Teksten

Hans Klein Hofmeijer

 

 

Museum van Bommel van Dam presenteert in nauwe samenwerking met Hans Klein Hofmeijer (Tilburg, 1956) in 2008 het soloproject Ochtendlicht waarop een breed overzicht van onderwerpen, motieven en thema’s in Klein Hofmeijers oeuvre uit de jaren 1995/2008 wordt getoond. Op de tentoonstelling en in de flankerende,gelijknamige publicatie wordt kunsthistorisch ingezoomd op uiteenlopende tekenconglomeraten en woordbeelden.

In 2011 exposeert Hans Klein Hofmeijer in Venlo onder de titel Kunstnest louter recent werk uit de jaren 2008/2011. Daaronder bevindt zich bij wijze van museale primeur een nieuw tekencluster met als titel Studie voor een landschapsachtige verdieping.

In de kunstcollectie van de gemeente Venlo bevinden zich talloze kunstwerken van Hans Klein Hofmeijer (1956): Zonder titel nr. 391 (2000), Zonder titel nr. 456 (2001), Hoe veilig voel ik mij onder de lijnen nr. 571 (2004), Zonder titel nr. 694 (2006), Wijnachtige nr. 763 (2007), Het muzenverblijf nr. 787 alsook Studie voor een landschapsachtige verdieping nr. 846 (2010).

In 2011 schenkt Hans Klein Hofmeijer tot genoegen van het team van Museum van Bommel van Dam Studie voor een landschapsachtige verdieping nr. 878 (2010). Drie jaar eerder heeft hij al Hoe veilig voel ik mij onder de lijnen nr. 571 (2004) aan Museum van Bommel van Dam geschonken.

 

Tussen 2010/2012 tekent Hans Klein Hofmeijer, hoofdzakelijk met ballpoint, houtskool, krijt en potlood op papier als drager, in totaal elf studies met als thema landschapsachtige verdiepingen. Het zijn tekeningen zonder inmenging van gedachten die in wezen naadloos aansluiten bij een grotere productie van tekeningen die zonder tussenkomst van de ratio zijn gemaakt. De bovenal associatief en intuïtief gemaakte, ragfijne tekeningen op papier of andere dragers hebben met regelmaat ‘lichamelijke’ landschappen tot onderwerp. De ene keer komt Klein Hofmeijer spontaan uit bij een dichtbegroeide bergkloof dan onverwacht bij een dichtbehaarde schaamspleet.

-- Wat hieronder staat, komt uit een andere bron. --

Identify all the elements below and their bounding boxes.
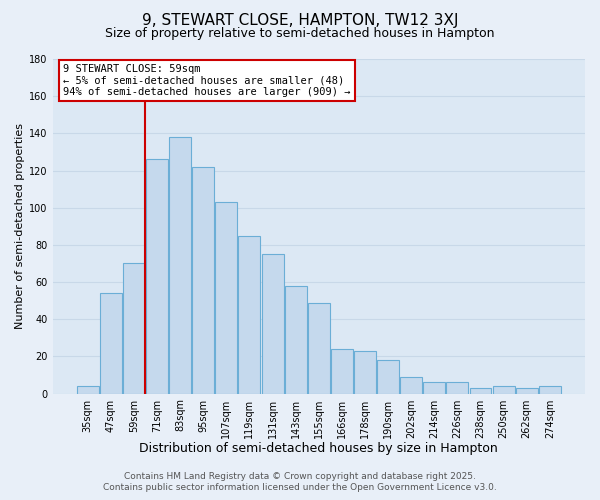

Naast natuurlijke aspecten van het menselijk lichaam verschijnen tussen 2006/2010 met veel expressiviteit getekende knollen, rizomen, wortels en stronken in het oeuvre van Klein Hofmeijer. Overdrachtelijk lijkt het alsof de maker heel geleidelijk en stap voor stap ‘ondergronds’ gaat. In Studie voor een landschapsachtige verdieping nr. 846, het tweede werk uit de reeks, speelt de kunstenaar een intrigerend, illusionistisch spel met de tegengestelde begrippen beneden/boven, binnen/buiten alsook klein/groot.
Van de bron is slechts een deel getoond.